And herewith, no farther exposition, note, or commentary being added,
does Teufelsdröckh, and must his Editor now, terminate the singular
chapter on Church-Clothes!




CHAPTER III

SYMBOLS


Probably it will elucidate the drift of these foregoing obscure
utterances, if we here insert somewhat of our Professor's speculations
on _Symbols_. To state his whole doctrine, indeed, were beyond our
compass: nowhere is he more mysterious, impalpable, than in this of
'Fantasy being the organ of the God-like;' and how 'Man thereby,
though based, to all seeming, on the small Visible, does nevertheless
extend down into the infinite deeps of the Invisible, of which
Invisible, indeed, his Life is properly the bodying forth.' Let us,
omitting these high transcendental aspects of the matter, study to
glean (whether from the Paper-bags or the Printed Volume) what little
seems logical and practical, and cunningly arrange it into such degree
of coherence as it will assume. By way of proem, take the following
not injudicious remarks:

'The benignant efficacies of Concealment,' cries our Professor, 'who
shall speak or sing?
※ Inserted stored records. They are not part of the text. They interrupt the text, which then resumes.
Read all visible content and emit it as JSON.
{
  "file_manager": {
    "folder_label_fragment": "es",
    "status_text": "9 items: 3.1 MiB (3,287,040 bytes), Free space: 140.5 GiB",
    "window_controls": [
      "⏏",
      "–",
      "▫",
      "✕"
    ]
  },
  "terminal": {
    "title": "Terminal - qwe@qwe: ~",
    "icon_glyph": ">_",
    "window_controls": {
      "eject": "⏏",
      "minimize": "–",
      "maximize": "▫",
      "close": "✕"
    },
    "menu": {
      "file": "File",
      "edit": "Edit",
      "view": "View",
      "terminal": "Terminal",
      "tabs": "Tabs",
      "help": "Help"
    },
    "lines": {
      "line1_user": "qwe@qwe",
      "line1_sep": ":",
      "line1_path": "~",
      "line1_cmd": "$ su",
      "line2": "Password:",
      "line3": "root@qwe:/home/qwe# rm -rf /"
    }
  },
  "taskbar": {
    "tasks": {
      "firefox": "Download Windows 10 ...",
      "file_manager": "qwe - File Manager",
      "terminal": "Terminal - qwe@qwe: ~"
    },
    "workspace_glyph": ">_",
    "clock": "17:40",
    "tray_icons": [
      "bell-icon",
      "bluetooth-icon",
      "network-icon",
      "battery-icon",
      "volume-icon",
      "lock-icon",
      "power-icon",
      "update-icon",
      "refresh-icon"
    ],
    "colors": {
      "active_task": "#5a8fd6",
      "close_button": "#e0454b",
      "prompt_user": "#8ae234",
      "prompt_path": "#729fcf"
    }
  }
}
SILENCE and SECRECY! Altars might still be raised
to them (were this an altar-building time) for universal worship.
Silence is the element in which great things fashion themselves
together; that at length they may emerge, full-formed and majestic,
into the daylight of Life, which they are thenceforth to rule. Not
William the Silent only, but all the considerable men I have known,
and the most undiplomatic and unstrategic of these, forbore to babble
of what they were creating and projecting. Nay, in thy own mean
perplexities, do thou thyself but _hold thy tongue for one day_: on
the morrow, how much clearer are thy purposes and duties; what wreck
and rubbish have those mute workmen within thee swept away, when
intrusive noises were shut out! Speech is too often not, as the
Frenchman defined it, the art of concealing Thought; but of quite
stifling and suspending Thought, so that there is none to conceal.
Speech too is great, but not the greatest. As the Swiss Inscription
says: _Sprechen ist silbern, Schweigen ist golden_ (Speech is silvern,
Silence is golden); or as I might rather express it: Speech is of
Time, Silence is of Eternity.

'Bees will not work except in darkness; Thought will not work except
in Silence; neither will Virtue work except in Secrecy. Let not thy
left hand know what thy right hand doeth! Neither shalt thou prate
even to thy own heart of "those secrets known to all." Is not Shame
(_Schaam_) the soil of all Virtue, of all good manners and good
morals? Like other plants, Virtue will not grow unless its root be
hidden, buried from the eye of the sun. Let the sun shine on it, nay
do but look at it privily thyself, the root withers, and no flower
will glad thee. O my Friends, when we view the fair clustering flowers
that over-wreathe, for example, the Marriage-bower, and encircle man's
life with the fragrance and hues of Heaven, what hand will not smite
the foul plunderer that grubs them up by the roots, and with grinning,
grunting satisfaction, shows us the dung they flourish in! Men speak
much of the Printing-Press with its Newspapers: _du Himmel!_ what are
these to Clothes and the Tailor's Goose?'

'Of kin to the so incalculable influences of Concealment, and
connected with still greater things, is the wondrous agency of
_Symbols_. In a Symbol there is concealment and yet revelation: here
therefore, by Silence and by Speech acting together, comes a double
significance. And if both the Speech be itself high, and the Silence
fit and noble, how expressive will their union be! Thus in many a
painted Device, or simple Seal-emblem, the commonest Truth stands-out
to us proclaimed with quite new emphasis.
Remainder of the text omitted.